Um ensaio de explicação geral das novas crises estruturais

Por que tantas crises, então, se tudo parece tão avançado, promissor, controlado pela tecnologia, e tudo tão rico, confortável e luxuoso? Ocorre que a maneira como esse sistema fetichista e alienado funciona – por meio de “relações coisificadas entre as pessoas ou relações sociais entre as coisas” produzidas, como mostrou Marx – quase que totalmente impede o controle social de maneira consciente e racional sobre a produção, visando ao atendimento das verdadeiras necessidades humanas e ecológicas das pessoas. É por isso que, impulsionando-se cegamente para a frente, através da interação de inúmeros agentes particulares independentes, que apenas perseguem o seu interesse pessoal de poder e lucro, o sistema produz tantas crises, e também tantas realidades contraditórias: promessas reais de riqueza, cultura, segurança, conforto, educação e avanço tecnológico em meio a um mar de insegurança, precarização, fome, miséria, violência, barbárie e destruição ambiental.

Não é realmente muito fácil compreender as crises atuais, pois há muitas variáveis sociais em jogo, muitas diferenças nacionais e regionais a serem levadas em conta. Como explica o geógrafo David Harvey (O enigma do capital e as crises do capitalismo), regiões em franco crescimento e ascensão contrastam com regiões em recessão e exclusão; estratégias políticas se degladiam, novos produtos e tecnologias são criados todos os dias, prometendo novos mercados, e assim por diante. Contudo, as crises cíclicas são cada vez mais frequentes – após o fim dos “anos dourados do capitalismo” do pós-guerra (1945-1973) – e parecem indicar que, na verdade, entramos numa época de crises econômicas estruturais do sistema capitalista. Não se trata mais de crises passageiras. Também não são crises de legitimação ideológica (ligada aos valores que sustentam a sociedade burguesa, como se deu p.ex. na revolta dos estudantes e operários em Maio de 1968), nem só de crises sociais, políticas e ambientais. Todas essas crises são realmente importantes, como vimos anteriormente, mas elas não parecem ser capazes de trincar e quebrar a estrutura do sistema e colocá-lo abaixo. Talvez, somente a crise ambiental chegue próximo a isso, pois é a base de qualquer economia.
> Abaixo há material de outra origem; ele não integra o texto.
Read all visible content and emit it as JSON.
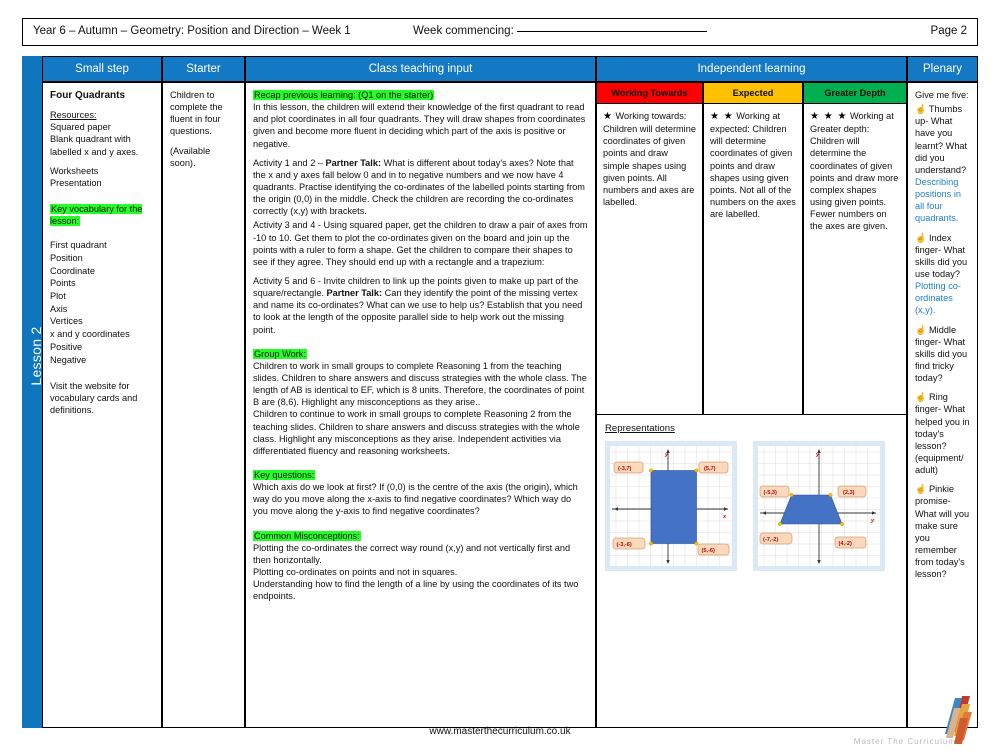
{
  "header": {
    "left": "Year 6 – Autumn – Geometry: Position and Direction  – Week 1",
    "middle": "Week commencing:",
    "page": "Page 2"
  },
  "spine": {
    "label": "Lesson 2"
  },
  "columns": {
    "small_step": "Small step",
    "starter": "Starter",
    "class_teaching": "Class teaching input",
    "independent": "Independent learning",
    "plenary": "Plenary"
  },
  "small_step": {
    "title": "Four Quadrants",
    "resources_label": "Resources:",
    "resources": [
      "Squared paper",
      "Blank quadrant with labelled x and y axes."
    ],
    "materials": [
      "Worksheets",
      "Presentation"
    ],
    "vocab_heading": "Key vocabulary for the lesson:",
    "vocab": [
      "First quadrant",
      "Position",
      "Coordinate",
      "Points",
      "Plot",
      "Axis",
      "Vertices",
      "x and y coordinates",
      "Positive",
      "Negative"
    ],
    "footer_note": "Visit the website for vocabulary cards and definitions."
  },
  "starter": {
    "line1": "Children to complete the fluent in four questions.",
    "line2": "(Available soon)."
  },
  "class_teaching": {
    "recap_heading": "Recap previous learning: (Q1 on the starter)",
    "recap_body": "In this lesson, the children will extend their knowledge of the first quadrant to read and plot coordinates in all four quadrants. They will draw shapes from coordinates given and become more fluent in deciding which part of the axis is positive or negative.",
    "activity12_prefix": "Activity 1 and 2 – ",
    "partner_talk": "Partner Talk:",
    "activity12_body": " What is different about today's axes? Note that the x and y axes fall below 0 and in to negative numbers and we now have 4 quadrants. Practise identifying the co-ordinates of the labelled points starting from the origin (0,0) in the middle. Check the children are recording the co-ordinates correctly (x,y) with brackets.",
    "activity34": "Activity 3 and 4 -  Using squared paper, get the children to draw a pair of axes  from -10 to 10. Get them to plot the co-ordinates given on the board and join up the points with a ruler to form a shape. Get the children to compare their shapes to see if they agree.  They should end up with a rectangle and a trapezium:",
    "activity56_prefix": "Activity 5 and 6 -  Invite children to link up the  points given to make up part of the square/rectangle. ",
    "activity56_body": " Can they identify the point of the missing vertex and name its co-ordinates? What can we use to help us? Establish that you need to look at the length of the opposite parallel side to help work out the missing point.",
    "group_work_heading": "Group Work:",
    "group_work_body1": "Children to work in small groups to complete Reasoning 1 from the teaching slides. Children to share answers and discuss strategies with the whole class. The length of AB is identical to EF, which is 8 units. Therefore, the coordinates of point B are (8,6). Highlight any misconceptions as they arise..",
    "group_work_body2": "Children to continue to work in small groups to complete Reasoning 2 from the teaching slides. Children to share answers and discuss strategies with the whole class. Highlight any misconceptions as they arise. Independent activities via differentiated fluency and reasoning worksheets.",
    "key_questions_heading": "Key questions:",
    "key_questions_body": "Which axis do we look at first? If (0,0) is the centre of the axis (the origin), which way do you move along the x-axis to find negative coordinates? Which way do you move along the y-axis to find negative coordinates?",
    "misconceptions_heading": "Common Misconceptions:",
    "misconceptions_body1": "Plotting the co-ordinates the correct way round (x,y) and not vertically first and then horizontally.",
    "misconceptions_body2": "Plotting co-ordinates on points and not in squares.",
    "misconceptions_body3": "Understanding how to find the length of a line by using the coordinates of its two endpoints."
  },
  "independent": {
    "bands": [
      {
        "label": "Working Towards",
        "color": "#ff0000",
        "stars": "★",
        "heading": "Working towards:",
        "body": "Children will determine coordinates of given points and draw simple shapes using given points. All numbers and axes are labelled."
      },
      {
        "label": "Expected",
        "color": "#ffc000",
        "stars": "★ ★",
        "heading": "Working at expected:",
        "body": "Children will determine coordinates of given points and draw shapes using given points. Not all of the numbers on the axes are labelled."
      },
      {
        "label": "Greater Depth",
        "color": "#00b050",
        "stars": "★ ★ ★",
        "heading": "Working at Greater depth:",
        "body": "Children will determine the coordinates of given points and draw more complex shapes using given points. Fewer numbers on the axes are given."
      }
    ],
    "representations_title": "Representations"
  },
  "plenary": {
    "intro": "Give me five:",
    "items": [
      {
        "icon": "hand-icon",
        "text": "Thumbs up- What have you learnt? What did you understand? ",
        "answer": "Describing positions in all four quadrants."
      },
      {
        "icon": "hand-icon",
        "text": "Index finger- What skills did you use today? ",
        "answer": "Plotting co-ordinates (x,y)."
      },
      {
        "icon": "hand-icon",
        "text": "Middle finger- What skills did you find tricky today?",
        "answer": ""
      },
      {
        "icon": "hand-icon",
        "text": "Ring finger- What helped you in today's lesson? (equipment/ adult)",
        "answer": ""
      },
      {
        "icon": "hand-icon",
        "text": "Pinkie promise- What will you make sure you remember from today's lesson?",
        "answer": ""
      }
    ]
  },
  "chart_data": [
    {
      "type": "scatter",
      "title": "Rectangle in four quadrants",
      "xlabel": "x",
      "ylabel": "y",
      "xlim": [
        -10,
        10
      ],
      "ylim": [
        -10,
        10
      ],
      "grid": true,
      "shape": "rectangle",
      "points": [
        {
          "label": "(-3,7)",
          "x": -3,
          "y": 7
        },
        {
          "label": "(5,7)",
          "x": 5,
          "y": 7
        },
        {
          "label": "(-3,-6)",
          "x": -3,
          "y": -6
        },
        {
          "label": "(5,-6)",
          "x": 5,
          "y": -6
        }
      ],
      "fill": "#4472c4"
    },
    {
      "type": "scatter",
      "title": "Trapezium in four quadrants",
      "xlabel": "y",
      "ylabel": "y",
      "xlim": [
        -10,
        10
      ],
      "ylim": [
        -10,
        10
      ],
      "grid": true,
      "shape": "trapezium",
      "points": [
        {
          "label": "(-5,3)",
          "x": -5,
          "y": 3
        },
        {
          "label": "(2,3)",
          "x": 2,
          "y": 3
        },
        {
          "label": "(-7,-2)",
          "x": -7,
          "y": -2
        },
        {
          "label": "(4,-2)",
          "x": 4,
          "y": -2
        }
      ],
      "fill": "#4472c4"
    }
  ],
  "footer": {
    "url": "www.masterthecurriculum.co.uk",
    "logo_text": "Master  The  Curriculum"
  }
}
A crise se torna realmente estrutural, como previu Marx, quando abala e esgota os fundamentos do sistema, isto é, a base que o sustenta: o trabalho produtivo (elaborado sobre a natureza).

Desde o início, vale lembrar, o capitalismo gera crises cíclicas de superacumulação – crises em que ocorre a paralisação temporária do capital investido, que se revela em excesso, por falta de venda das mercadorias, incluindo aí os trabalhadores, que se tornam desempregados. Foi exatamente isso o que ocorreu em 1929, quando a economia americana (e também a brasileira, com o café) acumulou enormes capacidades produtivas e toneladas de mercadorias, mas deixou de encontrar mercados externos na economia europeia (que se fechou, por meio de tarifas alfandegárias elevadas, para desenvolver a sua própria indústria, preparando-se para a 2ª Guerra). De repente, o preço das ações das empresas se viram superestimados e supervalorizados e tiveram de cair. O que se seguiu foram falências e desemprego de massas, que duraram até o início da 2ª Guerra (que reativou a economia americana – a forma mais terrível, bastante conhecida, de empurrar a economia capitalista adiante).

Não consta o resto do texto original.